Not sure about the translated term limited (from German); perhaps cut-off function?

1. The problem statement, all variables and given/known data

Let $f$ be a measurable function in a measure space $(\Omega, \mathcal{F}, \mu)$ and $C>0$. Show that the following function is measurable:
$$f_C(x) = \left\{ \begin{array}{ll} f(x) & \mbox{if } |f(x)| \leq C \\ C & \mbox{if } f(x) > C \\ -C & \mbox{if } f(x) < -C \end{array} \right.$$

2. Relevant equations

None in particular. Definition, measurable space:
An ordered tuple $(\Omega,\mathcal{F})$, where $\Omega$ is a set and $\mathcal{F}$ is a $\sigma$-algebra of subsets in $\Omega$, is called a *measurable space*.

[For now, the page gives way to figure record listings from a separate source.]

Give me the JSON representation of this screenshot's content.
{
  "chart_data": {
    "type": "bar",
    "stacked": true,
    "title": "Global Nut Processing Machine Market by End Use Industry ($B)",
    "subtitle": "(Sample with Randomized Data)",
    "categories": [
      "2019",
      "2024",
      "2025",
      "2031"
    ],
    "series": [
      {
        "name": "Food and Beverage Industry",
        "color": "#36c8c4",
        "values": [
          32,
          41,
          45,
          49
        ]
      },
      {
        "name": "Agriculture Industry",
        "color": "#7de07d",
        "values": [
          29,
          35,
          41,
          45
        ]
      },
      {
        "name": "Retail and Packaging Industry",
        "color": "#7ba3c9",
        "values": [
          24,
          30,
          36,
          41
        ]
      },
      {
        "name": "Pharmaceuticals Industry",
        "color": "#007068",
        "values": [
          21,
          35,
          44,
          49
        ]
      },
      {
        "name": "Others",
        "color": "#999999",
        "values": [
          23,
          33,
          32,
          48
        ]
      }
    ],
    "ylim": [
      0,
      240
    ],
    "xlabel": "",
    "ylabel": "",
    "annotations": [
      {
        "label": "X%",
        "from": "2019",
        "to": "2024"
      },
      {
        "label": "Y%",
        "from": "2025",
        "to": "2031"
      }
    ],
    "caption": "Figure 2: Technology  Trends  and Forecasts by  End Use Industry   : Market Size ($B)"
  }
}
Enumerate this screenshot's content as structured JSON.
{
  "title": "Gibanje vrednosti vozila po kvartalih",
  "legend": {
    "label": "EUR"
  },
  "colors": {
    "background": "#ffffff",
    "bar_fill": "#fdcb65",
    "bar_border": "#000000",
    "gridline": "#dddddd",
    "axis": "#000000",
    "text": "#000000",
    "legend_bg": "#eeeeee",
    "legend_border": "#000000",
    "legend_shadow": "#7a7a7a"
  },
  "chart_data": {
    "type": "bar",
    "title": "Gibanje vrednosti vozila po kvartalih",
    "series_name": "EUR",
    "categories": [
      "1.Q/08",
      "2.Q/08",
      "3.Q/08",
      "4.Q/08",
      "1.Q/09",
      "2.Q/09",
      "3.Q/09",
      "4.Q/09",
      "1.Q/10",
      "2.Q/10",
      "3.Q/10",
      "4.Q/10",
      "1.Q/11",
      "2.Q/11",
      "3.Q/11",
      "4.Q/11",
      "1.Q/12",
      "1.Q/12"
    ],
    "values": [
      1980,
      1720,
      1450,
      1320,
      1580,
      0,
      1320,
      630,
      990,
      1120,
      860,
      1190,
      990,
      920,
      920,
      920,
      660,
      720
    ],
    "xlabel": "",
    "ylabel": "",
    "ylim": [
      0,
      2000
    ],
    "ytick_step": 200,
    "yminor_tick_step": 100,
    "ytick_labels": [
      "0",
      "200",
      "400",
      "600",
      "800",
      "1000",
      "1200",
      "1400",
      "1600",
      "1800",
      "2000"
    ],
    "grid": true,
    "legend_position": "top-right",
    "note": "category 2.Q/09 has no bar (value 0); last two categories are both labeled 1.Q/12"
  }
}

Definition, measureable function:
https://en.wikipedia.org/wiki/Measurable_function

3. The attempt at a solution

Since $f$ is measurable, then $f_C$ is measurable when $|f(x)| < C$.

It should be trivial to prove that a constant function is measurable.

I'm not sure how to approach $f_C$ at $C$. Perhaps: We have shown that $f_C$ is measurable at all points except $f(x)=C$, but a single point has measure $0$. However this seems very hand-wavy and probably entirely incorrect...

2. Feb 11, 2017

### Dick

You can make it a lot less hand-wavy if you state and work with the definition of 'measurable'. You want to show $\{x:f_C(x)<a\}$ is measurable for all $a$. You know $\{x:f(x)<a\}$ is measurable for all $a$. How do they compare?